Published : Orbit, 2011
Series : Book 1 of The Dagger and the Coin
The Book :
“All paths lead to war...
Marcus' hero days are behind him. He knows too well that even the smallest war still means somebody's death. When his men are impressed into a doomed army, staying out of a battle he wants no part of requires some unorthodox steps.
Cithrin is an orphan, ward of a banking house. Her job is to smuggle a nation's wealth across a war zone, hiding the gold from both sides. She knows the secret life of commerce like a second language, but the strategies of trade will not defend her from swords.
Geder, sole scion of a noble house, has more interest in philosophy than in swordplay.
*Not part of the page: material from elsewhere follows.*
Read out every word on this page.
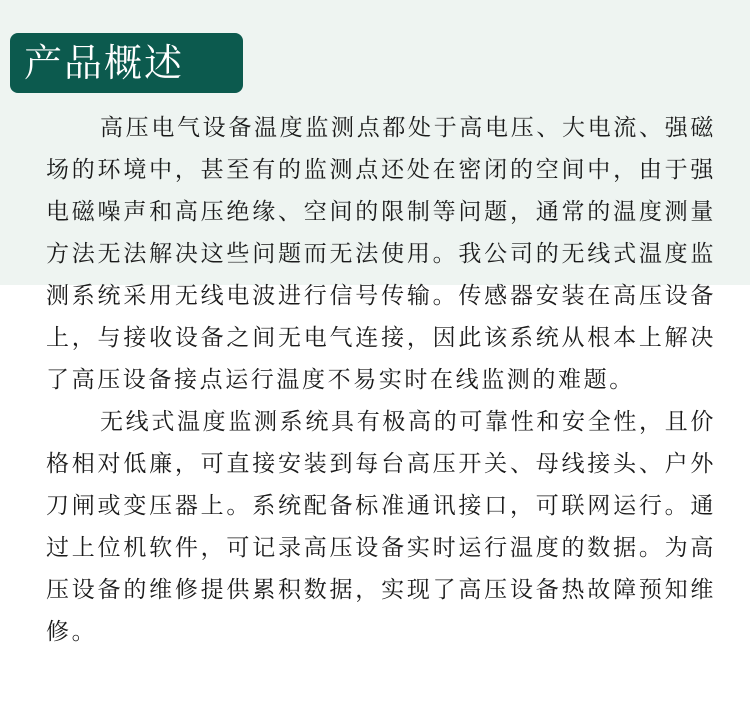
产品概述

高压电气设备温度监测点都处于高电压、大电流、强磁场的环境中，甚至有的监测点还处在密闭的空间中，由于强电磁噪声和高压绝缘、空间的限制等问题，通常的温度测量方法无法解决这些问题而无法使用。我公司的无线式温度监测系统采用无线电波进行信号传输。传感器安装在高压设备上，与接收设备之间无电气连接，因此该系统从根本上解决了高压设备接点运行温度不易实时在线监测的难题。

无线式温度监测系统具有极高的可靠性和安全性，且价格相对低廉，可直接安装到每台高压开关、母线接头、户外刀闸或变压器上。系统配备标准通讯接口，可联网运行。通过上位机软件，可记录高压设备实时运行温度的数据。为高压设备的维修提供累积数据，实现了高压设备热故障预知维修。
A poor excuse for a soldier, he is a pawn in these games. No one can predict what he will become.
Falling pebbles can start a landslide. A spat between the Free Cities and the Severed Throne is spiraling out of control. A new player rises from the depths of history, fanning the flames that will sweep the entire region onto The Dragon's Path--the path to war.” -WWEnd.com
This is my final long-delayed review! Daniel Abraham is an author whose work I have always enjoyed. I liked his short fiction in Asimov's when I was a teenager, and then the Long Price Quartet, and more recently for his work as part of James S.A. Corey on The Expanse (I have already bought the 2nd and 3rd books of this series, and will be reading and reviewing them at some point). I actually received this novel along with Leviathan Wakes-- a pleasant surprise, since I had already planned on reading it at some point.
In The Dragon's Path, it seems that Daniel Abraham set out to write an epic fantasy that would fit comfortably in the genre, and I think it does that. There's an ancient vanished civilization, an evil goddess, war, politics, and some small amount of magic. The world is reasonably well-developed, but does not yet seem to break too far out of the standard fantasy mold. However, there are a few things you might not often find in a traditional fantasy novel, such as the focus on medieval banking in a particularly entertaining plot line. The world also has 13 races of humanity, but their existence does not yet seem to be especially relevant to the story. All but one of the viewpoint characters are of the “standard” human race (the final is half-standard-human), and the differences between the races seemed fairly superficial so far.
One thing I've always enjoyed about Daniel Abraham's work is his style of characterization. In my opinion, his characters tend to be complicated, deeply flawed and portrayed with a kind of brutal honesty. The Dragon's Path follows a group of viewpoint characters, some of which are more familiar character types than others. The two viewpoint characters that seemed least interesting to me were the most fantasy-standard: Marcus, an elite ex-soldier with a tragic past, and Dawson, a traditional, conservative aristocrat. Of the others, Geder was easily the least sympathetic to me. In the beginning, he seems like a character that would be easy to sympathize with. He has a nerdy (by his society's standards) hobby, is unattractive, and is constantly bullied-- but it soon becomes clear that many of the complaints people have about him are valid. For instance, he has too high an opinion of his mental abilities, and his lack of life experience leads him to be a poor soldier and a worse leader.
The final viewpoint character is my favorite, a teenage orphan girl named Cithrin, who grew up in a bank. Cithrin has to face a lot of challenges when war comes to her home city, and she rises to them remarkably well for a woman of her age and experience. I was often impressed with her nerve and cleverness, and cringed with secondhand embarrassment when she made poor decisions or believable mistakes. I hope that Cithrin's adventures in commerce play a large role in the future of the series.
Though I liked the various characters to differing degrees, I appreciate their complexity and imperfections. I enjoy when characters are capable of misjudging situations or failing in ways that have serious personal repercussions. In addition, Abraham's characters do not often respond gracefully to failure, which makes their situation somehow feel all the more emotionally realistic. In fact, I was much more engaged in the personal stories of these characters than I was in the slowly emerging epic story of the series. From the end, I can kind of guess where the overarching storyline is headed, but so far, I am more interested in the day-to-day lives and interactions of the main characters.
My Rating: 3.5/5
For fans of epic fantasy, I think The Dragon's Path is likely to be a good pick. The world is interesting, and I get the impression that there is yet more to discover about its past and present. The main characters are as complex, flawed, and interesting as I generally expect from Abraham's work. The story follows several viewpoint characters, of which I found the unsympathetic Geder and the impressive young banker Cithrin to be the most memorable. In fact, at this point in the series, I am more interested in seeing what's next for Cithrin than I am in the ominous larger events of the world!